Ramadan, also known as Ramazan, is one of the most special months of the Islamic year when Muslims pray, fast and help those in need. Learning and being a part of different cultures and beliefs from an early age is incredibly important. The introduction of new people, traditions and cultures allows children to learn about diversity and being a part of a celebration observed by other groups.
Here are a few ideas on how to teach, engage, help understand and be a part of the Ramadan celebration:
Children’s books are a powerful resource to help your child develop an understanding of Ramadan:
- “Ramadan (Celebrate the World)” By Hannah Eliot and Illustrations by Rashin Kheiriyeh
- “Lailah’s Lunchbox” by Reem Faruqi and Illustrations by Lea Lyon
- “R Is for Ramadan” by Greg Paprocki Author and Illustrator
- “It’s Ramadan and Eid al-Fitr!” by Richard Sebra
- “The Gift of Ramadan” by Rabiah York Lumbard and Illustrations by Laura K. Horton
While children’s books open their eyes to a different world, real-world experiences have the most profound influence on what children think and believe. Doing a more hands-on activity can get your child more engaged. Here are a few ways to get involved:
- Storytime: Attending or hosting a storytime that talks about the celebration can help your child get more involved in the celebration.
- If you and your children have the opportunity to celebrate Ramadan with a family who practices it, accept the invitation.

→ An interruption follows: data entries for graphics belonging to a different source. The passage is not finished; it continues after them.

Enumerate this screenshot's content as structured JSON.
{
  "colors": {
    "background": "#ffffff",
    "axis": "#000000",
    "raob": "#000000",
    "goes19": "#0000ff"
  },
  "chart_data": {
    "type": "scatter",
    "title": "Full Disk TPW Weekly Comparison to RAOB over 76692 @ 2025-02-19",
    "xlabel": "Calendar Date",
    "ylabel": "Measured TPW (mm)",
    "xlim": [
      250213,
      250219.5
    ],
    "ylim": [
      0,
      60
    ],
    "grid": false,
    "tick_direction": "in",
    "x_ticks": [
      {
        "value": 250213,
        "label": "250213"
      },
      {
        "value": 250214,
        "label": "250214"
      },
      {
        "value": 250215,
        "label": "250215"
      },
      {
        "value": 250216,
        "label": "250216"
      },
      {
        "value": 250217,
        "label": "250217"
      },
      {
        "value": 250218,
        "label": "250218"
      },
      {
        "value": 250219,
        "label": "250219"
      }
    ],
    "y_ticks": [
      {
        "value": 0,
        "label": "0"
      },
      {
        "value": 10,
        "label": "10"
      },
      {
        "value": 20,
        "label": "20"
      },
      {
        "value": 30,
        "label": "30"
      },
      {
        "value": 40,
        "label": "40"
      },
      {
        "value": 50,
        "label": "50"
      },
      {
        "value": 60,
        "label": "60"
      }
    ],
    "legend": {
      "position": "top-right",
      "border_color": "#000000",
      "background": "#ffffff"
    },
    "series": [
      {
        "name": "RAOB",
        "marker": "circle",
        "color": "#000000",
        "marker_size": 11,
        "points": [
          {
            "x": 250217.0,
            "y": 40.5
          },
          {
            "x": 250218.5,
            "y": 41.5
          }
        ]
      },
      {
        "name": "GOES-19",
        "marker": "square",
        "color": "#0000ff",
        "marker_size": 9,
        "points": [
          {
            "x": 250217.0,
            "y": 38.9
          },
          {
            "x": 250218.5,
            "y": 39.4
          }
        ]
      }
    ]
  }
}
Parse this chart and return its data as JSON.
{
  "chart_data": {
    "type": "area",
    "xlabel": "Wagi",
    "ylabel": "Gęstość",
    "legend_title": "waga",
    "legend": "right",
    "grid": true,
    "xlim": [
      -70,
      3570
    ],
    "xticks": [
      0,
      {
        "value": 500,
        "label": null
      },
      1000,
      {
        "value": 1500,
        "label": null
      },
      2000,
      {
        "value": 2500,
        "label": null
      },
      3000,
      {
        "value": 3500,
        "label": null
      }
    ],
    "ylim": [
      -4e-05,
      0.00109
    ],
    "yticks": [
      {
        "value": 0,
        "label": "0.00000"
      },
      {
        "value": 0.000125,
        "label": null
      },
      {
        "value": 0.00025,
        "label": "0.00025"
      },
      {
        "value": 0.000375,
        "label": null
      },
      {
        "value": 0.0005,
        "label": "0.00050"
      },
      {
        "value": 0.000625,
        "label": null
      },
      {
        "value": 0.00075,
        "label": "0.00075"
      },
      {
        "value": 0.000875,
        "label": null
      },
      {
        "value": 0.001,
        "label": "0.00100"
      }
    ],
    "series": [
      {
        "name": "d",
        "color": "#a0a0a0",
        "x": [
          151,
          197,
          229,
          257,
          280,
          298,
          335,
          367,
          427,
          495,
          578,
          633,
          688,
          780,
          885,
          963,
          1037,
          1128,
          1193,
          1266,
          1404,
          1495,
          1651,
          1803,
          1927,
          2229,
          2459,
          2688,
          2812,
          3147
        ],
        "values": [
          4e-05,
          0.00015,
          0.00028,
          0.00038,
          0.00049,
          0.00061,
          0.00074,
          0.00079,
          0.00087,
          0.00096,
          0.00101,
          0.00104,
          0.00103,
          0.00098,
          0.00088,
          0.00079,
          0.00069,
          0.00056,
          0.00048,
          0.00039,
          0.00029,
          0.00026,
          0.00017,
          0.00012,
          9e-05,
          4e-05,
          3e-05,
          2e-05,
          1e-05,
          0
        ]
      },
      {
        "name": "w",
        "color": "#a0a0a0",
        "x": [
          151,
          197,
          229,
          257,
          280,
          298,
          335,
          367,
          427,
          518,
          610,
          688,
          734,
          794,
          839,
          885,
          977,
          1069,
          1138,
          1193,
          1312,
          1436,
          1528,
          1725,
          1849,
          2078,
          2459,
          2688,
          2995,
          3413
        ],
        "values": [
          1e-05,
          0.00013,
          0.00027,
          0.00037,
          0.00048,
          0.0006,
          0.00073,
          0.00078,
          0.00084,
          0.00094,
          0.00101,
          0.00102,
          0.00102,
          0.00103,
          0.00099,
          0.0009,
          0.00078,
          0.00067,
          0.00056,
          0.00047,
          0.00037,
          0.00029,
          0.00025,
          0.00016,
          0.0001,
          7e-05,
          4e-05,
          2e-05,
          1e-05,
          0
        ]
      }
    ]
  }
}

- Attend Chand Raat Mela, which translates to ‘Night of the Moon’ is an event that celebrates the auspicious time of Ramadan. You and your family can enjoy delicious food, shopping and much more.
Children spend a lot of time watching cartoons and many educational cartoons help children retain important lessons and information. So let their favorite cartoon characters teach them about Ramadan!
- “Peg + Cat”: Eid-Al-Adha Adventure
- “Jalebi Street”: Eid Mubarak – Eid Celebration & Facts for Kids
- “Mark the Shark”: Ramadan Song for Kids
Be a Role Model
No activity is as potent as the role model of a child’s parent because children learn from adults. A child becomes culturally sensitive and respectful when they see their parents and family being responsive and respectful of other cultures. Learning cultures is one of the best ways to help children empathize with the people around them. Children who learn about other cultures understand that people’s opinions, beliefs and actions may differ from them—but that differences should be embraced rather than being a source of conflict. Children who can empathize with others are more likely to make friends and built conflict-resolution skills that are necessary both in childhood and in adulthood.
One of the greatest gifts you can give your child is the ability to better connect with others and with the world as a whole. This greater connection with the world will help your children make more friends, make better interpersonal connections, and, as they grow up, have a strong grasp of what it means to be an individual in our multicultural society.